Proposition 2

Relating to Residency Requirements for District Council Office for the November 2011 General Election. Shall the City Charter of the City of Houston be amended to provide that for the general election to be held in November 2011, and for the purpose of redistricting, the required period of residency to file for the office of District Council Member shall be reduced from 12 months to 6 months preceding the election day?

My recommendation: FOR

This proposed amendment basically says that for the November 2011 election, those running for Houston City Council only need to live in the particular district they are running in for 6 months prior to the election rather than 12 months as it stands now.  After November 2011, the residency requirements will go back to 12 months.  The reasoning behind this is that redistricting will occur before November 2011, and it is very possible that council members will be redistricted out of their current seat.

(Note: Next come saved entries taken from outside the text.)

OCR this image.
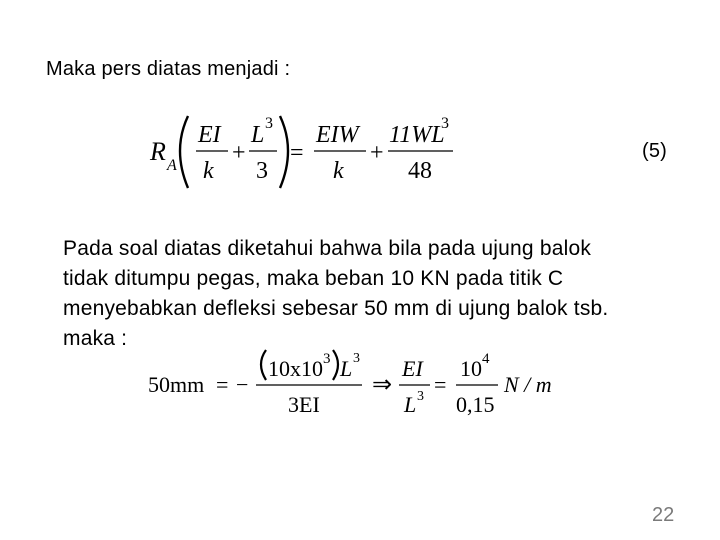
Maka pers diatas menjadi :
R A
EI
k
+
L 3
3
=
EIW
k
+
11WL
3
48
(5)
Pada soal diatas diketahui bahwa bila pada ujung balok
tidak ditumpu pegas, maka beban 10 KN pada titik C
menyebabkan defleksi sebesar 50 mm di ujung balok tsb.
maka :
50mm = −
10x10 3 L 3
3EI
⇒
EI
L 3 =
10 4
0,15
N / m
22
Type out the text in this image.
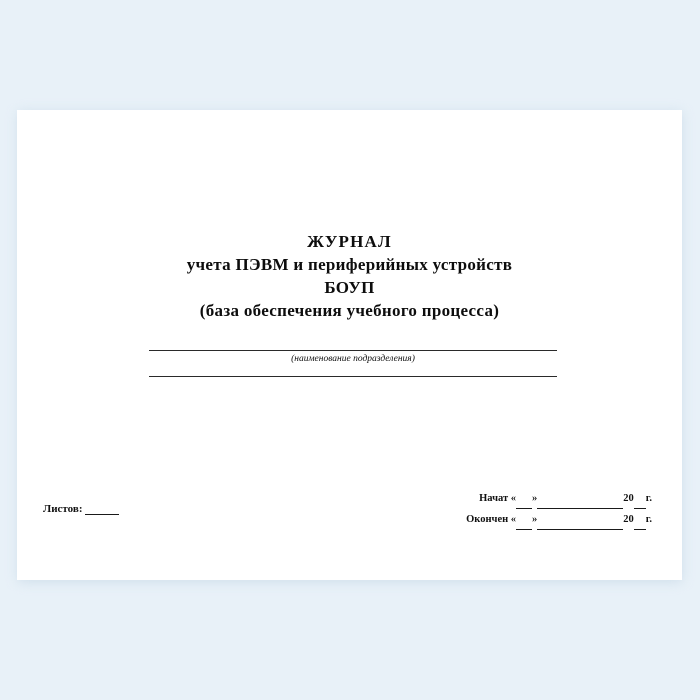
ЖУРНАЛ
учета ПЭВМ и периферийных устройств
БОУП
(база обеспечения учебного процесса)
(наименование подразделения)
Листов:
Начат « »	20 г.
Окончен « »	20 г.
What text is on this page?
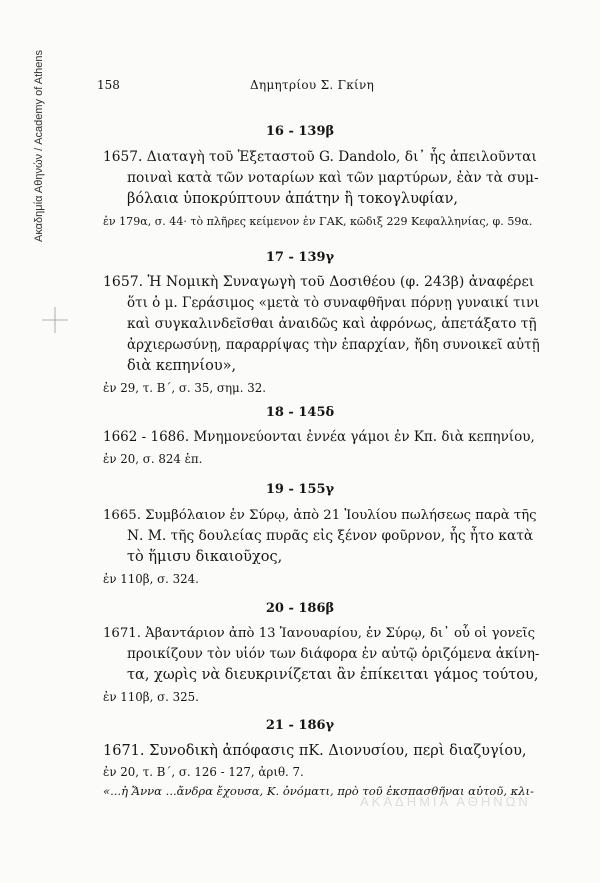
Ακαδημία Αθηνών / Academy of Athens	158	Δημητρίου Σ. Γκίνη
16 - 139β
1657. Διαταγὴ τοῦ Ἐξεταστοῦ G. Dandolo, δι᾽ ἧς ἀπειλοῦνται
ποιναὶ κατὰ τῶν νοταρίων καὶ τῶν μαρτύρων, ἐὰν τὰ συμ-
βόλαια ὑποκρύπτουν ἀπάτην ἢ τοκογλυφίαν,
ἐν 179α, σ. 44· τὸ πλῆρες κείμενον ἐν ΓΑΚ, κῶδιξ 229 Κεφαλληνίας, φ. 59α.
17 - 139γ
1657. Ἡ Νομικὴ Συναγωγὴ τοῦ Δοσιθέου (φ. 243β) ἀναφέρει
ὅτι ὁ μ. Γεράσιμος «μετὰ τὸ συναφθῆναι πόρνῃ γυναικί τινι
καὶ συγκαλινδεῖσθαι ἀναιδῶς καὶ ἀφρόνως, ἀπετάξατο τῇ
ἀρχιερωσύνῃ, παραρρίψας τὴν ἐπαρχίαν, ἤδη συνοικεῖ αὐτῇ
διὰ κεπηνίου»,
ἐν 29, τ. Β΄, σ. 35, σημ. 32.
18 - 145δ
1662 - 1686. Μνημονεύονται ἐννέα γάμοι ἐν Κπ. διὰ κεπηνίου,
ἐν 20, σ. 824 ἑπ.
19 - 155γ
1665. Συμβόλαιον ἐν Σύρῳ, ἀπὸ 21 Ἰουλίου πωλήσεως παρὰ τῆς
Ν. Μ. τῆς δουλείας πυρᾶς εἰς ξένον φοῦρνον, ἧς ἦτο κατὰ
τὸ ἥμισυ δικαιοῦχος,
ἐν 110β, σ. 324.
20 - 186β
1671. Ἀβαντάριον ἀπὸ 13 Ἰανουαρίου, ἐν Σύρῳ, δι᾽ οὗ οἱ γονεῖς
προικίζουν τὸν υἱόν των διάφορα ἐν αὐτῷ ὁριζόμενα ἀκίνη-
τα, χωρὶς νὰ διευκρινίζεται ἂν ἐπίκειται γάμος τούτου,
ἐν 110β, σ. 325.
21 - 186γ
1671. Συνοδικὴ ἀπόφασις πΚ. Διονυσίου, περὶ διαζυγίου,
ἐν 20, τ. Β΄, σ. 126 - 127, ἀριθ. 7.
«...ἡ Ἄννα ...ἄνδρα ἔχουσα, Κ. ὀνόματι, πρὸ τοῦ ἐκσπασθῆναι αὐτοῦ, κλι-
ΑΚΑΔΗΜΙΑ ΑΘΗΝΩΝ
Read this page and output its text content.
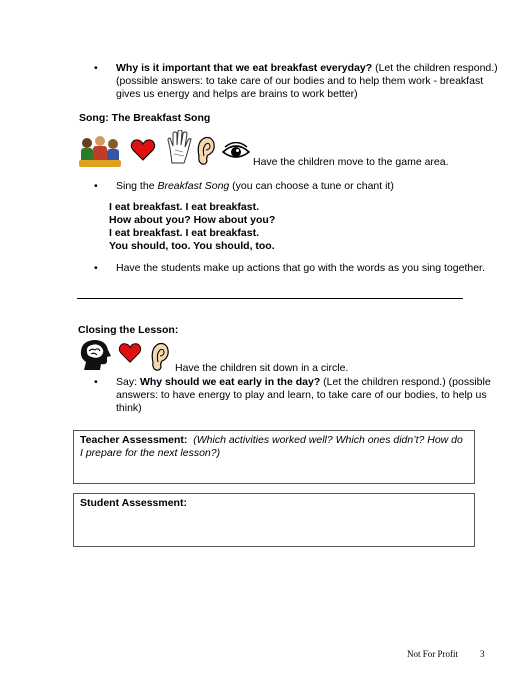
•	Why is it important that we eat breakfast everyday? (Let the children respond.) (possible answers: to take care of our bodies and to help them work - breakfast gives us energy and helps are brains to work better)
Song: The Breakfast Song
Have the children move to the game area.
•	Sing the Breakfast Song (you can choose a tune or chant it)
I eat breakfast. I eat breakfast.
How about you? How about you?
I eat breakfast. I eat breakfast.
You should, too. You should, too.
•	Have the students make up actions that go with the words as you sing together.
Closing the Lesson:
Have the children sit down in a circle.
•	Say: Why should we eat early in the day? (Let the children respond.) (possible answers: to have energy to play and learn, to take care of our bodies, to help us think)
Teacher Assessment: (Which activities worked well? Which ones didn’t? How do I prepare for the next lesson?)
Student Assessment:
Not For Profit 3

So why should you vote for it?  Well let’s say that a council member currently lives on the edge of their district.  During the redistricting determination, a council member might not want his or her house to be zoned to a new district.  Maybe his or her current district is very liberal, and the new one would be very conservative (or the other way around).  If the residency requirements do not change, he or she might do some heavy gerrymandering to make sure that he or she stays in one particular district.  If the current residency requirements stand, council members will not have time after redistricting is voted on to move to a new house in order to run for their current district.  So voting for this proposed amendment might prevent council members from creating shady districts, if of course, they are willing to move.

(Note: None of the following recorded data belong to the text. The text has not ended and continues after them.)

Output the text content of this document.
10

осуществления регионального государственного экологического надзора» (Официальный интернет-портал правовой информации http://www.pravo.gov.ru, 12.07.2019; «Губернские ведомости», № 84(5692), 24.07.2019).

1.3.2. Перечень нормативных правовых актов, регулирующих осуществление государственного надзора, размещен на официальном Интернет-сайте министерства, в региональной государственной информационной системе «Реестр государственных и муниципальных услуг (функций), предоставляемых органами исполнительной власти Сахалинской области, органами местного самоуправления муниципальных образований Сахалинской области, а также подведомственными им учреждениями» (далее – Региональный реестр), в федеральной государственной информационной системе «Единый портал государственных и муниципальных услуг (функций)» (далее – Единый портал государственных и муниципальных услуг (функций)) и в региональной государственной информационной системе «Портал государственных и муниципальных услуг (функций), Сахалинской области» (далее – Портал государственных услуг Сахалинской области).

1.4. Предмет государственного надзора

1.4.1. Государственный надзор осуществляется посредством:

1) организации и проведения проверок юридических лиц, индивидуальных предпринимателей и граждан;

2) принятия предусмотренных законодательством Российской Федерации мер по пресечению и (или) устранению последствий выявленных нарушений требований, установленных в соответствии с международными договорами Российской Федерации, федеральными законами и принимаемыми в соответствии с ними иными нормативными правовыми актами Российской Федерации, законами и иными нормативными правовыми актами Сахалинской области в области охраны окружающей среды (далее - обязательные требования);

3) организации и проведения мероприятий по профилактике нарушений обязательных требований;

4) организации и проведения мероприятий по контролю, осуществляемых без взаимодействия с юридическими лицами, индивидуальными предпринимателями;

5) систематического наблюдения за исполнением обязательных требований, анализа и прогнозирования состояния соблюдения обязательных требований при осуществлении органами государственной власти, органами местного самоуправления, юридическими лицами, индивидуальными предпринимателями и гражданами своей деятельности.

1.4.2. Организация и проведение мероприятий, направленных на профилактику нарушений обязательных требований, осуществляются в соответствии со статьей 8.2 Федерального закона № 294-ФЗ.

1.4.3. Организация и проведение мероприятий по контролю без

Some might say that this pretty pro-incumbent, and considering the voting records of many of our current members, do we really want to help them to stay longer?  Probably not, but consider this: the proposed amendment will also help new candidates too.  Candidates running in 2011 will start campaigning in February when they can start raising money.  Who knows when redistricting will actually be done by?  By the time redistricting is all said and done, what if a candidate no longer lives in the district they have been running in?  Do they have to drop out of the race or decide to run for another position?  That might be a lot of wasted money.  Many hard-working citizens give candidates money because they want to be represented by that particular person.  If the candidate has to drop out because of no fault of their own, a lot of people have wasted a lot of money.

Finally, if an incumbent running in 2011 is running against someone who lives on the edge of their district, couldn’t the incumbent just cut their opponent out of the race altogether?  Surely we wouldn’t want that to happen either.

I know there will be those who disagree with me, and I surely can see the other side of this too, but I suggest voting in favor of Proposition 2 to have the best chance of creating fair districts.